In this post, we continue our discussion on counting paths in single dimension simple random walks. Tonight we look at Catalan numbers. The number of paths from (0, 0) to (n, 0) that remain >= 0 is given by 1 / (n+1)  times (n + 1) Choose (n/2)
How do we prove this? We take the formula we described in the previous post  for finding the number of paths from (0,0) to (n, y), where y >= 0, that remain >= 0. And in this formula we substitute y=0
That number of paths was given by n Choose (n + Y) / 2 - n Choose (( n + y ) / 2 + 1)
And substituting y = 0 we get
N Choose n/2 - n Choose (n/2 - 1)
We can expand the definition of the combination n Choose r = n! / r! (N-r)!
And we will reduce the result to 1/(n+1)  times (n+1) Choose n/2
We look at another corollary as well.  The number of paths that start from (0,0), have length n, and remain non-negative is given by :

(n Choose ceil(n/2)) where ceil(x) denotes the smallest integer that is just greater than or equal to x.

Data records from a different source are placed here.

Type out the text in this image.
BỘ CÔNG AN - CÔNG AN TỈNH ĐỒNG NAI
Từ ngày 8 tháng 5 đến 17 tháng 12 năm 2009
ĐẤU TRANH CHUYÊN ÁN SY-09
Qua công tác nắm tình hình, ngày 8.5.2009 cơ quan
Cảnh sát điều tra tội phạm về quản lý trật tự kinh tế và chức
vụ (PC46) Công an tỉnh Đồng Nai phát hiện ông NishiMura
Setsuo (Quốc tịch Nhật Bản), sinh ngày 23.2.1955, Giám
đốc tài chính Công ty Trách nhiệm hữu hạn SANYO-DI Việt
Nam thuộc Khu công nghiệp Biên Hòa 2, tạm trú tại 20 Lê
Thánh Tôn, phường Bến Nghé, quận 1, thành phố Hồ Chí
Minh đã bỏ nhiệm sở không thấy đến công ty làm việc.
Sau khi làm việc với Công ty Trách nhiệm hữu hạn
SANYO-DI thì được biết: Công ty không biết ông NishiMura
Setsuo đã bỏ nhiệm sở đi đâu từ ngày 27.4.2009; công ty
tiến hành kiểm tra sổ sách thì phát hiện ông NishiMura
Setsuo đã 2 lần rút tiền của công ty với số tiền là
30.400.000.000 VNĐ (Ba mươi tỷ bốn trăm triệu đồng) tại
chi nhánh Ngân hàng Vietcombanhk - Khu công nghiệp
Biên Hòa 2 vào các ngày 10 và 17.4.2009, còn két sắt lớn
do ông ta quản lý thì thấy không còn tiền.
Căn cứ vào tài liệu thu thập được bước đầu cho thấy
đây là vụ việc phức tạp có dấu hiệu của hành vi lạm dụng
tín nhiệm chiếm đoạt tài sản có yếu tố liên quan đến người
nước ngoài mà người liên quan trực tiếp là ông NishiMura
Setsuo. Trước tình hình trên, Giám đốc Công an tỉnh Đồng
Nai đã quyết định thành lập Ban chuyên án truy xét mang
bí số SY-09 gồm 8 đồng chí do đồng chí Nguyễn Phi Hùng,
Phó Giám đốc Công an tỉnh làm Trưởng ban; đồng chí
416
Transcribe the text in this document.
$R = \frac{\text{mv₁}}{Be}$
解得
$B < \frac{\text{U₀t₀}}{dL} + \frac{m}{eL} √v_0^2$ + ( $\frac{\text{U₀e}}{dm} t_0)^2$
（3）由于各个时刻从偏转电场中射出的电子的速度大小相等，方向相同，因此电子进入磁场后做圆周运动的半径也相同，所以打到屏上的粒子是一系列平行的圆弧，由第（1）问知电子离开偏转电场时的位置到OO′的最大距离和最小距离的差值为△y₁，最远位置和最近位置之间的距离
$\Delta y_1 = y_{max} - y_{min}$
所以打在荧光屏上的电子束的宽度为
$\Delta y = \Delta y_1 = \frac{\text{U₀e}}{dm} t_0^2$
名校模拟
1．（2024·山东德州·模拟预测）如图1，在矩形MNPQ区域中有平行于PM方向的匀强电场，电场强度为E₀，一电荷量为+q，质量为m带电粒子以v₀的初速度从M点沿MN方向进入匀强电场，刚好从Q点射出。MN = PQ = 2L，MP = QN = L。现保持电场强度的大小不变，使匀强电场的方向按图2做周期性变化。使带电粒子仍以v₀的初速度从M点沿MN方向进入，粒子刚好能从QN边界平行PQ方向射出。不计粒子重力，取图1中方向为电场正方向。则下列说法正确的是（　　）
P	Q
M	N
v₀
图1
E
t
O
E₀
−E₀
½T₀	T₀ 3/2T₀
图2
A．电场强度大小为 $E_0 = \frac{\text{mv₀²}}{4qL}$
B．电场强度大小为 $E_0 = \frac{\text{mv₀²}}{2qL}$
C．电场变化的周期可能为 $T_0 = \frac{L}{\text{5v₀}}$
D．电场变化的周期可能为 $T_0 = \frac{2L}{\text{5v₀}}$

This is different from the other corollaries we have mentioned so far. This one talks about paths that have length n. We show that their number is (n Choose ceil(n/2)) this way. 

We take the number of paths we computed earlier in this post for paths from (0,0) to (n,y) that don’t touch the horizontal axis as = n Choose (n+y)/2 - n Choose ((n+y)/2 + 1)

and then we sum over all y >= 0.

If n is even (2m) then we need to take y as even (2z) otherwise the formula above is equal to zero, and we have the number of desired paths

Sum z >= 0 ( 2m Choose (m+z) - 2m Choose (m+z+1))

which we can expand the series by listing each z >= 0 and summing it.

We will see that adjacent terms cancel out and we will get the result as the first term = 2m Choose m  which is n Choose n/2

If n is odd (2m +1) then we need to take y as odd (2z + 1) otherwise the formula is again equal to zero, and we have

the number of paths from (0,0) to (2m+1, any) where paths remain above horizontal) = 

Sum ( z >= 0 [ (2m + 1) Choose (m+z+1) - (2m + 1) Choose (m+z+2)]

and again we expand this series for each term z >= 0 , we see that the adjacent terms cancel out leaving us with only the first term as 2m+1 Choose m+1 which is 

(n Choose ceil(n/2))